Rumsfeld Calls Helicopter Downing 'Tragic Day'
By Rudi Williams
American Forces Press Service
WASHINGTON, Nov. 2, 2003 -- In response to news of a U.S. helicopter
being downed in Iraq today, killing 15 soldiers and injuring 21,
Defense Secretary Donald H. Rumsfeld said, "It was a bad day, a
bad day, a tragic day for those people."
Rumsfeld appeared on "Fox News Sunday" today.
"This is a tragic day for those young men and women who are serving
our country so wonderfully," Rumsfeld told host Tony Snow. "My
prayers and sympathy go to the families and loved ones of those
that were killed and wounded."
The helicopter, a CH-47 Chinook, was transporting troops to the
Baghdad International Airport, reportedly on the first leg of a
trip home for rest and recuperation leave for some of the soldiers.
The aircraft was assigned to the 12th
Aviation Brigade, which was operating in support of the 82nd Airborne Division Task Force, U.S.
Central Command officials said.
An aerial quick-reaction force immediately was dispatched to
the scene, and a ground force secured the site, located near Fallujah.

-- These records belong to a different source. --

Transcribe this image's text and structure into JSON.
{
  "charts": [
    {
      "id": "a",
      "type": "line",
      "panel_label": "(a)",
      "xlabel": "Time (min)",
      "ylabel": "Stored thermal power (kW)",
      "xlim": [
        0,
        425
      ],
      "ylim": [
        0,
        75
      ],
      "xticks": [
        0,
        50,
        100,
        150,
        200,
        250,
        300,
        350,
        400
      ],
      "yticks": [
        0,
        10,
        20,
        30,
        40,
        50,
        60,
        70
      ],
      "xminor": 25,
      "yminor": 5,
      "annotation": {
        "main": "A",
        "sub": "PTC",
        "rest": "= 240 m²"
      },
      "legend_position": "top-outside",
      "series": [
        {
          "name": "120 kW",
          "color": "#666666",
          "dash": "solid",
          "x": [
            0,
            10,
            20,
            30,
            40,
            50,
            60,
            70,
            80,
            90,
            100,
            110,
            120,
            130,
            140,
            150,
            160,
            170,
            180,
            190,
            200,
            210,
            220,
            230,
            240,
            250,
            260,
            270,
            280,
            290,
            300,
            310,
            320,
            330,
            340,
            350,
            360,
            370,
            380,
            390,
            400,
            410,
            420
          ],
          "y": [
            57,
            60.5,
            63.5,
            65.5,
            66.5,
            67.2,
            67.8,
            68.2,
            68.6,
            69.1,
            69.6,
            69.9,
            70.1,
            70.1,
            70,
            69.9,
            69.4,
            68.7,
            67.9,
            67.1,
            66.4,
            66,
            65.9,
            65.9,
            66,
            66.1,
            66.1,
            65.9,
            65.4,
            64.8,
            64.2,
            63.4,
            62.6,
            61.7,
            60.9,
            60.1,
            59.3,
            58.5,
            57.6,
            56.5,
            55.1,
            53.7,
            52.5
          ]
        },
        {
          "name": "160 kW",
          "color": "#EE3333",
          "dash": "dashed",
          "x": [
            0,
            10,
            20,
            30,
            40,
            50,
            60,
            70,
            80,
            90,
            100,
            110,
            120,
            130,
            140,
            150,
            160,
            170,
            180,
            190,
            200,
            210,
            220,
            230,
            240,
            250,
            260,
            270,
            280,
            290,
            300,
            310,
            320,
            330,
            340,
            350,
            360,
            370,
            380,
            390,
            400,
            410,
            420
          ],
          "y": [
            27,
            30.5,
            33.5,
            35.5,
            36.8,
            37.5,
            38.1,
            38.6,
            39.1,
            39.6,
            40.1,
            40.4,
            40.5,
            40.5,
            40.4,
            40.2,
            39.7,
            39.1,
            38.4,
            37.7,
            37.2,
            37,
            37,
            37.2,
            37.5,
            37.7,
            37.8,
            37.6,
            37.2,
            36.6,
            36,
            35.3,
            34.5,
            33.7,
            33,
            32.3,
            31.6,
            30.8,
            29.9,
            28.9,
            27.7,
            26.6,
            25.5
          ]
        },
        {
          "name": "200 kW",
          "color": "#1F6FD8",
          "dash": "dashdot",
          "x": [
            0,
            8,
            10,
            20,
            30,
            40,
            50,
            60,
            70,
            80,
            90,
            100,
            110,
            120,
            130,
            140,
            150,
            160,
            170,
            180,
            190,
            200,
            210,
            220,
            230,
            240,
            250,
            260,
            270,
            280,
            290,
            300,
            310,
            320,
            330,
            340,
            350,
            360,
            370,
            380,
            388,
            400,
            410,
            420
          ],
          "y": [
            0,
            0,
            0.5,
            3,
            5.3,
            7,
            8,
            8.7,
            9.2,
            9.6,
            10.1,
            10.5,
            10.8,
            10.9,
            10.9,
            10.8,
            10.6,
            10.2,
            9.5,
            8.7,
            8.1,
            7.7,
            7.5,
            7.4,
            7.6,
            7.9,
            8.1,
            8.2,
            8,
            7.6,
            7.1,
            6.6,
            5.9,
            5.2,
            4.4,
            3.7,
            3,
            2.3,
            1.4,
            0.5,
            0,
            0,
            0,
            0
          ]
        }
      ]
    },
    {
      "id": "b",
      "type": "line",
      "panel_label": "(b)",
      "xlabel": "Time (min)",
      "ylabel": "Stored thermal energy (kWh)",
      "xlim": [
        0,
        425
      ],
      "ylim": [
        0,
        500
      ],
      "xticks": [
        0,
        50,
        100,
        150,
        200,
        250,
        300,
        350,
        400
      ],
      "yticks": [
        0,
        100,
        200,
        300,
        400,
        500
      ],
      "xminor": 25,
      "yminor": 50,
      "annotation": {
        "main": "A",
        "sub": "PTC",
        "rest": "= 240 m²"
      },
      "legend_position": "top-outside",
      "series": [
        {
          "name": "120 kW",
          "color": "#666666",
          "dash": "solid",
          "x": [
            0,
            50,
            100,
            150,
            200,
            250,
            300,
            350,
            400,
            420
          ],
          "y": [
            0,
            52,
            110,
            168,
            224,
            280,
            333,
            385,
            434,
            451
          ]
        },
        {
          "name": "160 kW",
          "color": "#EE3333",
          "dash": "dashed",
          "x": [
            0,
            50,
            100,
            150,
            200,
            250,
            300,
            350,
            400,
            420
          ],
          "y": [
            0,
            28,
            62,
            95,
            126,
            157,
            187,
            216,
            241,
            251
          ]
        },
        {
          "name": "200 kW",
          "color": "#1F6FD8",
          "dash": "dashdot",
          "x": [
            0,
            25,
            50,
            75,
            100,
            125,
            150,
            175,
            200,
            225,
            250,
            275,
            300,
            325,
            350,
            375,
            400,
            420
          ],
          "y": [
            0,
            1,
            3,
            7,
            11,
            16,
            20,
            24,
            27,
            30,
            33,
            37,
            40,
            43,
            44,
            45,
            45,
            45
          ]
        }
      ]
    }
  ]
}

Officials said the wounded soldiers were evacuated to nearby medical
facilities for treatment.
Rumsfeld said the motivation for the attack is easy to figure
out. "We know why they're doing it," he noted. "There are criminals
in that country who will do things for money. There are foreign
terrorists in that country, like the Ansar al-Islam, which have
come back in from Iran and are trying to kill people. And there
are the remnants of the Baathist regime, and they want to take
that country back."
But they won't succeed, the secretary said. "They're not going
to come close to taking that country back," he said. "They are
the ones who want to have the kind of a dictatorship that Saddam
Hussein had. That's shown on the film clips on this station of
people cutting off fingers, cutting off hands, cutting off heads,
throwing them off the tops of buildings, cutting off tongues --
that is what those people want."
Commenting on reports of people dancing in the streets after
the helicopter was downed, including a young man dancing around
and laughing with an American soldier's helmet on his head, Rumsfeld
said, "There are 23 million people in that country who have been
liberated. The overwhelming majority is very much in support of
the coalition. They want Saddam Hussein gone."
Asked if more Americans are being killed in Iraq because the
enemy is getting better organized and more sophisticated, Rumsfeld
called that assessment "fair," and explained how the coalition
forces are countering the threat.
"The coalition forces are out attacking these remnants of the
Saddam Hussein regime, and they are finding them, and they are
capturing them, and they are killing them. There are additional
people being killed and captured every single day in that country,
and their numbers are going down."
He said in the final analysis, the Iraqi people are going to
defeat the remnants of Saddam's regime. "We now have over 100,000
Iraqis who were serving in the army -- the police, the site protection,
the civil defense, the border patrols," Rumsfeld noted. "It's gone
from zero up to 100,000. Our plan is to take it in excess 200,000
by next year.
"It will be Iraqis that will be out killing and capturing the
remnants of the Saddam Hussein regime, as they are today," Rumsfeld
continued. "There have been 85 of these Iraqis killed already who
are involved in these security forces."
Snow told Rumsfeld that some people accuse him of not having
a plan in Iraq. "We had a plan," the secretary said, adding that
the Wall Street Journal printed a big expose showing how the U.S.
was working with the World Food Organization well before the war
ever started to avoid a humanitarian crisis.
"How do you go from zero to 100,000 Iraq security folks who have
trained to be in the army, the police, the border patrol, the site
protection, the civil defense, if you don't have a plan?" Rumsfeld
"Our plan has produced a Central Bank in a matter of months," he
noted. "It took years in other countries -- in Germany or Japan
or Bosnia or Kosovo. We have a new currency in circulation; we
have a governing council appointed; they have appointed ministers.
All of these things have happened in two, three, four, five months."
Asked if the United States is getting help from Muslim nations
in its fight against terrorism, Rumsfeld said several Muslim countries
and people in those countries are cooperating.
"The vast majority of Muslims are not terrorists, nor do they
believe in terrorism," he noted.
Rumsfeld added that since the Saudi Arabian government was attacked,
the Saudis have been "more aggressive than ever in the past in
arresting, in capturing, in prosecuting, and in cooperating with
intelligence matters, and it's been a big help."